I think being an expert sometimes means you know which rules should be followed, and which rules can be bent for certain circumstances, possibly even producing a better result. Novice programmers may not know all the consequences of their actions, so it is better for them to follow a strong rigorous process.
Good results is also subjective. Does good results mean fast? Or that you can look at the code while not having to clean the vomit off your keyboard? Bug count? Getting it right the first time? Good UX?
Knowing what you're going for and what counts is where the process should be pointing, but sometimes they are just rules for rules sake.
A lot of programming has low stakes and immediate feedback. If a "bad" process means you have to fix a bug and recompile it's no biggie. And since there's rapid feedback, a "bad" programmer will usually be doing stuff that actually works.
Exceptions would be things like security, backups, major data / source code loss where things don't really go wrong until they go spectacularly wrong.
The real skill is deciding what you need to interview for in the first place. Once you know roughly what you need, the next skill is learning how to assess applicants in an impartial manner. Once you know that, the interview is kind of a formality.
After more than 500 interviews and having hired about 50 engineers, I have to wholeheartedly disagree. I've A/B tested my interview script and technique over all those years and there's a massive inverse correlation between how hard the answer to a question is to grade and how good of a predictor they are. Deep and open questions are the best ones, period, and learning to interpret the answers to them takes years. Interviewing is really a skill to be learned and it's a hyperdimensional optimization.
One of my currently best engineers started out with one of the worst coding challenges I've ever received (think JSON marshalling by string concatenation), but he was so smart, empathetic and driven I took the time and energy to build him up. One of the best challenges was by an asshole that was so intelligent he constantly managed to sabotage himself as well as the team.
TL;DR: These days I don't believe anybody anymore who proposes there's just a single skill to be checked in interviewing.
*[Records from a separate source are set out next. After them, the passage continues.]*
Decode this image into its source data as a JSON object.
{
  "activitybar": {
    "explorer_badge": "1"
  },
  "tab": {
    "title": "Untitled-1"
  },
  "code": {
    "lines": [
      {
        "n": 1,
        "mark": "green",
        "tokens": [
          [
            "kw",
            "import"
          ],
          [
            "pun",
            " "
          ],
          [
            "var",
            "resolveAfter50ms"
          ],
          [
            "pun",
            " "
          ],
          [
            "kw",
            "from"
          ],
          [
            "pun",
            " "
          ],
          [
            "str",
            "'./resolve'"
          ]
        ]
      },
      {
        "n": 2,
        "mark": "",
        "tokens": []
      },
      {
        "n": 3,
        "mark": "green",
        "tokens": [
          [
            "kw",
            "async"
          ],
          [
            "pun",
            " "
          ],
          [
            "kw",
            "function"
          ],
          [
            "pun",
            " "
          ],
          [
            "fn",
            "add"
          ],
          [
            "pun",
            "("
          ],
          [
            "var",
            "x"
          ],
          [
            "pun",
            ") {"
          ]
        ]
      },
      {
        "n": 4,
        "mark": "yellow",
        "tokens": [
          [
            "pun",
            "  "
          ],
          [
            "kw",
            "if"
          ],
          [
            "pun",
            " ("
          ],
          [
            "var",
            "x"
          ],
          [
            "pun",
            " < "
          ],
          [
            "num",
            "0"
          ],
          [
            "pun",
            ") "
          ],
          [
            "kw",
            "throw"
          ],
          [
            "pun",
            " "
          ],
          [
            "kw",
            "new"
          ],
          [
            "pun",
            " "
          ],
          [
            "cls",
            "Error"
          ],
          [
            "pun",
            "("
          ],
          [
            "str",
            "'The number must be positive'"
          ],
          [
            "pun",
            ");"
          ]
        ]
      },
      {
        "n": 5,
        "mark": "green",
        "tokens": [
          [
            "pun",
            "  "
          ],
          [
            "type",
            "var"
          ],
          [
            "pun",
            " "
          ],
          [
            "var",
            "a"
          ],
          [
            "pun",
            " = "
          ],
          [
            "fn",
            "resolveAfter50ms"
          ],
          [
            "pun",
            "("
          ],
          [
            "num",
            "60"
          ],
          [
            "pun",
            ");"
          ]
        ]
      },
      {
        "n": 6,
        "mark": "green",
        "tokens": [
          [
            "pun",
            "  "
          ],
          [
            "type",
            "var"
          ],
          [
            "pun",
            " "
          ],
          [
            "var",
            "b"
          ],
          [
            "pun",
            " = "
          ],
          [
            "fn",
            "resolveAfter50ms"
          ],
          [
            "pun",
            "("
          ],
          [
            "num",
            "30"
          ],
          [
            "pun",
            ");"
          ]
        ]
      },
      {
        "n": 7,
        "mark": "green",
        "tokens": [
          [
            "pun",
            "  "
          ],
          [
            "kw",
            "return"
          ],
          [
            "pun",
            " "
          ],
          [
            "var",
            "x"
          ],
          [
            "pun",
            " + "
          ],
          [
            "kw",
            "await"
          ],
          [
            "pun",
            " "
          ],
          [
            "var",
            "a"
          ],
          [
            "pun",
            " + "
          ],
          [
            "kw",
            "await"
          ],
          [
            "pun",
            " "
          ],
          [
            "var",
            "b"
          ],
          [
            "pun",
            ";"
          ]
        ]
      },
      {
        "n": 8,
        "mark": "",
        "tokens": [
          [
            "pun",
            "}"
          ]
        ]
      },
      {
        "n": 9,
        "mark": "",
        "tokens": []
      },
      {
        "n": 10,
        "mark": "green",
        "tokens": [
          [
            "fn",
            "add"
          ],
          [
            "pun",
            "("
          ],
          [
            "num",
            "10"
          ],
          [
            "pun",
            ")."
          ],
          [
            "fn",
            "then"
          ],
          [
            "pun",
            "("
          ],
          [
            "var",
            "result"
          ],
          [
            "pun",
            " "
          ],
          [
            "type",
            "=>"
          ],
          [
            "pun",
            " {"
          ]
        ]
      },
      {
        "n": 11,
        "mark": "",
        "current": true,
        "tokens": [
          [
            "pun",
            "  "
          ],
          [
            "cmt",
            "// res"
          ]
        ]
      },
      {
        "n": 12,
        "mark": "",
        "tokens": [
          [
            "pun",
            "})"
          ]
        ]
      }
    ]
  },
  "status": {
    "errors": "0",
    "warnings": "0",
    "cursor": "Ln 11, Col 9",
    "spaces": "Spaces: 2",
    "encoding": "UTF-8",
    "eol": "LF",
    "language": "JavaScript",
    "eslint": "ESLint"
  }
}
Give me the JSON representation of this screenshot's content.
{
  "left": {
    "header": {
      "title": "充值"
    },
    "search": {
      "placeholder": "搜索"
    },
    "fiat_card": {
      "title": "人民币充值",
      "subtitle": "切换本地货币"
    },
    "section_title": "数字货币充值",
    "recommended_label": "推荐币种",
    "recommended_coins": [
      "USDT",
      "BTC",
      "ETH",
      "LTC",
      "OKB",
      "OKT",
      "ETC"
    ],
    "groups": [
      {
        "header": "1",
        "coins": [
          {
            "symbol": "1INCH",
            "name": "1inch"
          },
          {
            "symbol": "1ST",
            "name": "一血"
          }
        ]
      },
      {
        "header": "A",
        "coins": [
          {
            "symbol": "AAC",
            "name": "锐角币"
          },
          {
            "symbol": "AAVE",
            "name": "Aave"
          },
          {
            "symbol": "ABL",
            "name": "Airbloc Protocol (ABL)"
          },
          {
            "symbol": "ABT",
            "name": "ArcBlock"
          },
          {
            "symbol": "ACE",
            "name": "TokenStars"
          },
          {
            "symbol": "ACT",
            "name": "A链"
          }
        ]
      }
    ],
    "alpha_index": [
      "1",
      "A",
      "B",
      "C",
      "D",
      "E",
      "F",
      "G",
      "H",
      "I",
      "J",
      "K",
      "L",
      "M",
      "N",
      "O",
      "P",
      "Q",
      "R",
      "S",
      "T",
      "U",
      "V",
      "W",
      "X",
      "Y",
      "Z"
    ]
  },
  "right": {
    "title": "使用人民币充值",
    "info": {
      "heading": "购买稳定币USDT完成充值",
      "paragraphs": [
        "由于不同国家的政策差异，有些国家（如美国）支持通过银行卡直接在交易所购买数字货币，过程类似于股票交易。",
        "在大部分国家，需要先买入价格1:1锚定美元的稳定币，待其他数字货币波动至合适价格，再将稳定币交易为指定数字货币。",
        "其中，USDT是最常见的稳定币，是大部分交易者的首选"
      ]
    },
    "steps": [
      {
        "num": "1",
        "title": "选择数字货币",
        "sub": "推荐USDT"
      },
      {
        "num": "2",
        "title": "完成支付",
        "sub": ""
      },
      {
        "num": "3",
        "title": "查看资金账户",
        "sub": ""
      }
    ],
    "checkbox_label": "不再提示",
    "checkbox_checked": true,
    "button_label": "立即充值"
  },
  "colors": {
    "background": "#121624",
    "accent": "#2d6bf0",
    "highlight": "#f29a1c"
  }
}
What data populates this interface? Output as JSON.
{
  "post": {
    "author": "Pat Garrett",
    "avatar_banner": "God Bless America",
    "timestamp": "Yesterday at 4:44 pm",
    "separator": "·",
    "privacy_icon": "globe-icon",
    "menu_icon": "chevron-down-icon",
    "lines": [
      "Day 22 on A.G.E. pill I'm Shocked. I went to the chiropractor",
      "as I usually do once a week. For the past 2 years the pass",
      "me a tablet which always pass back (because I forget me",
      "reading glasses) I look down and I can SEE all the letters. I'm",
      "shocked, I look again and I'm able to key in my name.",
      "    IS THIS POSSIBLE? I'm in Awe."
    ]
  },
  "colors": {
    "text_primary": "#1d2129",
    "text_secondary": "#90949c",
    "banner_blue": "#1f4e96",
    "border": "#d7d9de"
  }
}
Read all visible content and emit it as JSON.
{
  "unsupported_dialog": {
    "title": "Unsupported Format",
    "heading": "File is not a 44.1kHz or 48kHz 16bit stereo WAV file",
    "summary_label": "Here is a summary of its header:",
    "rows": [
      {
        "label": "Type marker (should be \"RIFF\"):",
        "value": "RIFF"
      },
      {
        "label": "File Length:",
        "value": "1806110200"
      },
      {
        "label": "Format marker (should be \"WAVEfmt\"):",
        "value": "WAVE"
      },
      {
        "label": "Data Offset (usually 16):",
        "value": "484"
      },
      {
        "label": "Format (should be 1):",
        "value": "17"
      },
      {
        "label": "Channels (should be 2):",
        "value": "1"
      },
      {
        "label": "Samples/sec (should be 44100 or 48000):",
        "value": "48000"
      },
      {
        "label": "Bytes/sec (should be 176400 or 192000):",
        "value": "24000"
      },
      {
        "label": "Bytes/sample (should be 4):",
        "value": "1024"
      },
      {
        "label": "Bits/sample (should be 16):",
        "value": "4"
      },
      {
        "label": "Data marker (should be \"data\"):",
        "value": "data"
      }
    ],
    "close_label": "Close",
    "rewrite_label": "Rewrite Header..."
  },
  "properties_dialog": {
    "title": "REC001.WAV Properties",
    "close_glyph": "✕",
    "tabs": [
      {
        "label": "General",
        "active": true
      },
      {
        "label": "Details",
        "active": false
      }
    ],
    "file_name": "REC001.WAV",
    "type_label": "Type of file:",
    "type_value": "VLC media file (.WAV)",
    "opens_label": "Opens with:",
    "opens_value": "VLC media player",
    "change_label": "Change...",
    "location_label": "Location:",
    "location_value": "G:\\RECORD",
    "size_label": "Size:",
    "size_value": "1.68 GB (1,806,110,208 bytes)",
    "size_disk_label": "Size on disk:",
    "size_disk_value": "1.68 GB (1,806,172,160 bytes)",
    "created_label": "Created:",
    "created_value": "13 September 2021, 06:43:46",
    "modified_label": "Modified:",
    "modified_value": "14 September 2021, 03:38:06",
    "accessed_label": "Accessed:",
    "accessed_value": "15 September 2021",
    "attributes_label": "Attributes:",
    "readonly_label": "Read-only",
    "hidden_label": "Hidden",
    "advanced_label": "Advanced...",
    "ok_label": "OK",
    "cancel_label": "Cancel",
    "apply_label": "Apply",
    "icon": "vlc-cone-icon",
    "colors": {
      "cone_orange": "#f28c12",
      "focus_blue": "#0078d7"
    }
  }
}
Tech Interviewing is just a hard job, just like engineering itself, but it's equally fulfilling if you take the time to learn it and get good.
I'm not sure exactly what your disagreement is. I agree interviewing shouldn't test a single skill. I also agree you can get better at interviewing. But I still think the interviewing process you use is more important than the skill of the interviewer.
I have done a similar number of interviews as you, and I've found very little correlation between performance on FAANG style interviews and performance on the job.
I see your answer as boiling down to "That's a false dichotomy. We need experienced interviewers working with a good interview process in the form of deep and open questions that require experience to grade correctly."
Put another way, I would rather have a novice interviewer use a good process than have an experienced interviewer use a bad or mediocre process.
In my experience, FAANG-style whiteboard interviews are a bad process. They don't work for assessing developers, and the skill of the interviewer can't compensate for that. The only thing I have found that works consistently is some form of work-sample interview, where the candidate produces working code in their preferred development environment.